Cast: Bill Pullman, Devon Sawa, Gabrielle Anwar, Angela Featherstone, Joanne Whalley, Anthony Waller (cameo)
Director: Anthony Waller
Screenplay: William Davies (based on the novel by Simon Burke)
Review published January 10, 2002
Director Anthony Waller made quite a splash debut with the clever Hitchcockian exercise in suspense with Mute Witness in 1994, but hasn't exactly lived up to the promise shown in it since. His next film was the critical and commercial misfire, An American Werewolf in Paris, which was arguably bad for reasons not necessarily related to him.

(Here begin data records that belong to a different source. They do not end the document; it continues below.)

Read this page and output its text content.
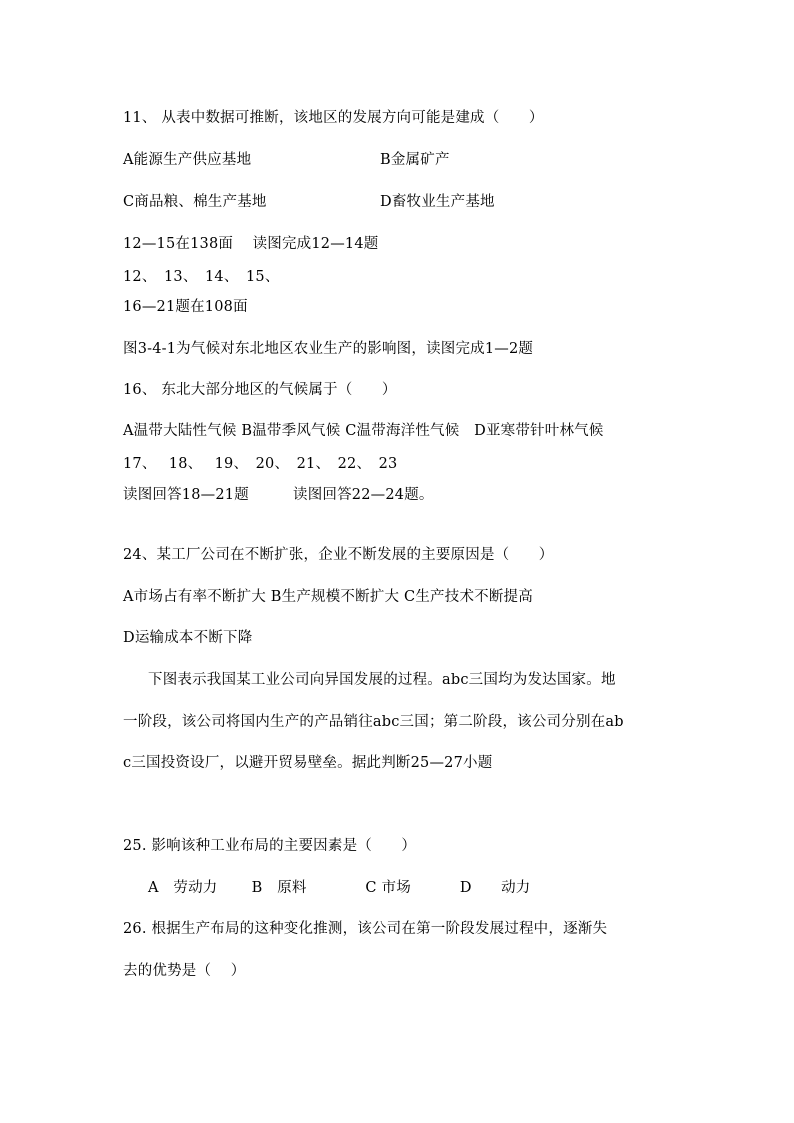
11、 从表中数据可推断，该地区的发展方向可能是建成（　　）
A能源生产供应基地	B金属矿产
C商品粮、棉生产基地	D畜牧业生产基地
12—15在138面　 读图完成12—14题
12、　13、　14、　15、
16—21题在108面
图3-4-1为气候对东北地区农业生产的影响图，读图完成1—2题
16、 东北大部分地区的气候属于（　　）
A温带大陆性气候 B温带季风气候 C温带海洋性气候　D亚寒带针叶林气候
17、　 18、　 19、　20、　21、　22、　23
读图回答18—21题　　　读图回答22—24题。
24、某工厂公司在不断扩张，企业不断发展的主要原因是（　　）
A市场占有率不断扩大 B生产规模不断扩大 C生产技术不断提高
D运输成本不断下降
下图表示我国某工业公司向异国发展的过程。abc三国均为发达国家。地
一阶段，该公司将国内生产的产品销往abc三国；第二阶段，该公司分别在ab
c三国投资设厂，以避开贸易壁垒。据此判断25—27小题
25. 影响该种工业布局的主要因素是（　　）
A　劳动力　　 B　原料　　　　C 市场　　　 D　　动力
26. 根据生产布局的这种变化推测，该公司在第一阶段发展过程中，逐渐失
去的优势是（　 ）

I had some hope for a comeback now that Waller returns to the genre he knows best, thrillers, with The Guilty, but I came away disappointed. Its unevenness may be attributed to the fact that Waller isn't comfortable working with the writing of others, adapted from Simon Burke's novel by screenwriter William Davies, whose only works of note are throwaway comedies like Twins and Stoo, or My Mom Will Shoot!. During the few scenes that require suspense, Waller seems to find the right footing -- he's good at it. A shame that the drama is poorly handled, while the cast of interesting actors are never quite in synch with the material.
Bill Pullman (Lake Placid, Independence Day) stars as Callum Crane, a hotshot defense attorney with his aspirations finally being realized in serving as a Federal judge. Before that fortunate event, he gets sloshed and comes on to Sophie (Anwar, My Little Assassin), the new secretary in the office, unable to stop from forcing himself on her. Although apologetic, the office is rife with tension between the two, and soon Callum feels it's best to let her go.
After being sexually harassed, raped, and fired in one week, Sophie can't bear the fact that Callum has been promoted to a judge and threatens to spread the word of his deeds unless he gives up the bench. Not seeing any other way out, Callum attempts to hire a hitman to snuff her out, in the form of a young ex-con named Nathan (Sawa, Final Destination), who coincidentally also happens to be the son he didn't know about who is looking for him now that he's reached adulthood. Nathan wants nothing to do with it, but one of his lowlife friends in need of paying off some local thugs manages to get the money and details of the person to be iced, making it his own mission to see the deed through.
As convoluted as that plot sounds, I didn't even mention the fact that Sophie is the roommate of the woman Nathan befriends, who is kind enough to let him stay in their apartment while he tries to introduce himself to dear old dad. Too much plot crammed into too little movie, and a wholly farfetched plot at that, leads to concocting some serious contrivances and heavily manipulated situations in order to work.
The only way to make this hard-to-swallow trash fly would be to play it up for some tongue-in-cheek laughs (like Mute Witness), but neither Waller nor Davies see the humor in such unrealistic material and they make the fatal mistake of going for serious drama and tension. Going for seriousness only makes the film all the more funnier, albeit unintentionally, because the only entertainment that's left for us is to laugh at all of the amazing coincidences and guess what predictably boneheaded turn the story takes from scene to scene.
After seeing this, I'm beginning to believe Waller is a one-trick-pony who knows how to deliver suspense but not much else. Hopefully, he realizes it as well, so he can go back to that which made him impress us in his first big film, well-written suspensers. The Guilty more adequately will describe the feeling amongst most viewers should they decide to pay money to rent this one. After viewing it, you may want to lock it up, throw away the key, and serve the death penalty to your Blockbuster rental card.